La pronuncia in ordine alle spese di lite è differita alla definizione del giudizio di merito.
P. Q. M.
Il Tribunale di Lucca, non definitivamente pronunciando, così provvede:
a) PRONUNCIA la separazione personale dei coniugi e Parte_1 Pt_2 uniti in matrimonio in Vecchiano (PI) in data 14/9/2002, debitamente trascritto nel
[...]
Registro degli Atti di Matrimonio del Comune di Vecchiano (PI) all'Atto Numero 27, Parte II,
Serie A, dell'Anno 2002, autorizzandoli a vivere separati, ciascuno libero di fissare la residenza ove riterrà più opportuno, pur sempre con l'obbligo del reciproco rispetto;
b) PRENDE ATTO degli accordi intervenuti tra le parti e provvede in conformità alle condizioni dalle medesime congiuntamente rassegnate in ordine alla separazione personale pronunciata, da intendersi qui integralmente richiamate e trascritte;
c) PROVVEDE come da separata ordinanza per la rimessione della causa sul ruolo del giudice relatore dott. Gerardo Boragine;
d) SPESE DI LITE al definitivo;
e) MANDA alla Cancelleria di trasmettere copia autentica della presente sentenza all'Ufficiale di
Stato Civile del Comune di Vecchiano (PI) per le prescritte annotazioni e le consequenziali ulteriori incombenze.

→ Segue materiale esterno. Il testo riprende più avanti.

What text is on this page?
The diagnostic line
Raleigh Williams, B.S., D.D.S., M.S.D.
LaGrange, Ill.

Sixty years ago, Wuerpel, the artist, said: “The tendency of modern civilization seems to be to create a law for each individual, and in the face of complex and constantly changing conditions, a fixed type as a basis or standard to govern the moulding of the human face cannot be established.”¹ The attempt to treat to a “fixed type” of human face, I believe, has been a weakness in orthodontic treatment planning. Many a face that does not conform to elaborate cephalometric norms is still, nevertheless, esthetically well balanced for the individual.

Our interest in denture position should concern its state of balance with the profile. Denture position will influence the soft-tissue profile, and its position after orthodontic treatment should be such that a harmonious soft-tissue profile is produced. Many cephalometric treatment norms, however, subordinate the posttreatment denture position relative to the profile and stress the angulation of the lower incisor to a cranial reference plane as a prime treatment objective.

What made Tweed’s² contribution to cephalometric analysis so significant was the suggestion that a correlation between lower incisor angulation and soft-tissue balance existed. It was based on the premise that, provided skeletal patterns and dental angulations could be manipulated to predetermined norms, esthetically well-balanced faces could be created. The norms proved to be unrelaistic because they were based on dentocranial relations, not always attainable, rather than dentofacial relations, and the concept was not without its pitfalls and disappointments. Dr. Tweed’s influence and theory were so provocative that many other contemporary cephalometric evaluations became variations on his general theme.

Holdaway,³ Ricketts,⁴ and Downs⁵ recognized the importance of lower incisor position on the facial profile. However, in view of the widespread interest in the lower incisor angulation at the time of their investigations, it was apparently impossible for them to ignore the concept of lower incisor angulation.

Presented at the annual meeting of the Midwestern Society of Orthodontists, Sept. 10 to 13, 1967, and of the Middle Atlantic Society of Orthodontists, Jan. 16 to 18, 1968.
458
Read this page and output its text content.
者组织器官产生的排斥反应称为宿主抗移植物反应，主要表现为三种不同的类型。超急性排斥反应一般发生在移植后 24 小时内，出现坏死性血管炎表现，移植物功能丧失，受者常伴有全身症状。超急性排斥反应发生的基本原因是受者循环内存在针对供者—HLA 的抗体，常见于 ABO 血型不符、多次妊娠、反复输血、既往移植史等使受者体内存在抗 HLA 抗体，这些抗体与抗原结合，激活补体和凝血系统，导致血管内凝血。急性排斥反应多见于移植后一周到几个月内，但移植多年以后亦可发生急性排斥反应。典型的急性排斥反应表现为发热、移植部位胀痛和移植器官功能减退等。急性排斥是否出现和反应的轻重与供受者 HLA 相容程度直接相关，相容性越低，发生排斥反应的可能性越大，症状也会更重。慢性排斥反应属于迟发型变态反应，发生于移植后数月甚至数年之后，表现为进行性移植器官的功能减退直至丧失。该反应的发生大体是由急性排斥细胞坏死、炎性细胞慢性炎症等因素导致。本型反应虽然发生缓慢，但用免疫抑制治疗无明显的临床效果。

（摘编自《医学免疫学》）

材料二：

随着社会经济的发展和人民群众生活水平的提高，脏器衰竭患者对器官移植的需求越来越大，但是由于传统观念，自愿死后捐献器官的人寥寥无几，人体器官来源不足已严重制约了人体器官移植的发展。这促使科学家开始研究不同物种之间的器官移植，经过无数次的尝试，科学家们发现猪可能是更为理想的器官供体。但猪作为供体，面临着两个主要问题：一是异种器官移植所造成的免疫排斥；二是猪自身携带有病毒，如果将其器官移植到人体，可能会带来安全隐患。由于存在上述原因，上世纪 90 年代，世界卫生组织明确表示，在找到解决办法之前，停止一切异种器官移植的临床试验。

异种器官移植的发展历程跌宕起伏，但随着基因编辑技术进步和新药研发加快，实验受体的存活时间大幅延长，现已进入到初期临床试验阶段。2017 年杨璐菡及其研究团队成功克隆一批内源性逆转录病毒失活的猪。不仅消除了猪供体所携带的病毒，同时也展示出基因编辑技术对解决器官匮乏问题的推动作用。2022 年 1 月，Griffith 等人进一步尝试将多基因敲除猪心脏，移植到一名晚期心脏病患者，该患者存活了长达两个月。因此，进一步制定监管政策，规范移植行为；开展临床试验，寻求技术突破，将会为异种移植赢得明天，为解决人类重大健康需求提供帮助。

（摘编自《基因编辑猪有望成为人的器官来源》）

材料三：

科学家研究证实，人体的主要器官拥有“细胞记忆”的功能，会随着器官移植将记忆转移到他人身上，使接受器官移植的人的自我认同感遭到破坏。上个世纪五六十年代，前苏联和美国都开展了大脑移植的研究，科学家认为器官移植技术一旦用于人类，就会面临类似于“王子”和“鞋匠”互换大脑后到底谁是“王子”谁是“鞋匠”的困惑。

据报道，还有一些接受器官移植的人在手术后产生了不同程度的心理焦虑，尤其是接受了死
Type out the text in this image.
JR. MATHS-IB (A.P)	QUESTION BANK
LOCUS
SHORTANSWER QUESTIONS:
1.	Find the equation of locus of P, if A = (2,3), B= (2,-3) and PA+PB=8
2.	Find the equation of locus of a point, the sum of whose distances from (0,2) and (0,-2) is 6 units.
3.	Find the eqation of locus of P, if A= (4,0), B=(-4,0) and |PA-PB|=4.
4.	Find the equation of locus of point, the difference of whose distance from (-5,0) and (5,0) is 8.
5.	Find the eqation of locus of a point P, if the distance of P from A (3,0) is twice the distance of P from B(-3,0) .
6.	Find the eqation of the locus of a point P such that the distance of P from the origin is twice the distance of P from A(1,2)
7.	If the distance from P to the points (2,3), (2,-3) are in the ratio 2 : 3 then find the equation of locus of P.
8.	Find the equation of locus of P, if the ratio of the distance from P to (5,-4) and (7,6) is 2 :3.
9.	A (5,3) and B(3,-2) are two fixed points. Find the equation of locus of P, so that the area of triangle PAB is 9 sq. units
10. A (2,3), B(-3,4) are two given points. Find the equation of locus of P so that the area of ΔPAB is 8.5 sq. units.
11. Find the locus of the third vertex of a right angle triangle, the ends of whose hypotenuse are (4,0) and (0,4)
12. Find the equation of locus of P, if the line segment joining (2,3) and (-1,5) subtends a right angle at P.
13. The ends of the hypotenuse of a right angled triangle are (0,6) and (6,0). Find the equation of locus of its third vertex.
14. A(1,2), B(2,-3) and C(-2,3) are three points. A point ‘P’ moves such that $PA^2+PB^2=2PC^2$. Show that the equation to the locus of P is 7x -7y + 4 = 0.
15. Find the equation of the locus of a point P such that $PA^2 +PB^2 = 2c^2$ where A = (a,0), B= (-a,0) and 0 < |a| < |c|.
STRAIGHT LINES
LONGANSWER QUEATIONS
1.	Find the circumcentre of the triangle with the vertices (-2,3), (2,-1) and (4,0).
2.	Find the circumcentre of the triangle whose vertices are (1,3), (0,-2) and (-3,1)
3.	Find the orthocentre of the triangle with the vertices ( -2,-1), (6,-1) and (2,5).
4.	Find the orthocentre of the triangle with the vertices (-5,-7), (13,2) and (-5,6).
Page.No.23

Così deciso in Lucca, il 22/1/2025.
Il Presidente estensore
Gerardo Boragine
Si dispone che, ai sensi dell'art. 52, comma 2, D.Lgs. 30 giugno 2003, n. 196 (Codice della privacy), in caso di utilizzazione della presente sentenza in qualsiasi forma, sia omessa l'indicazione delle generalità e degli altri dati identificativi delle parti.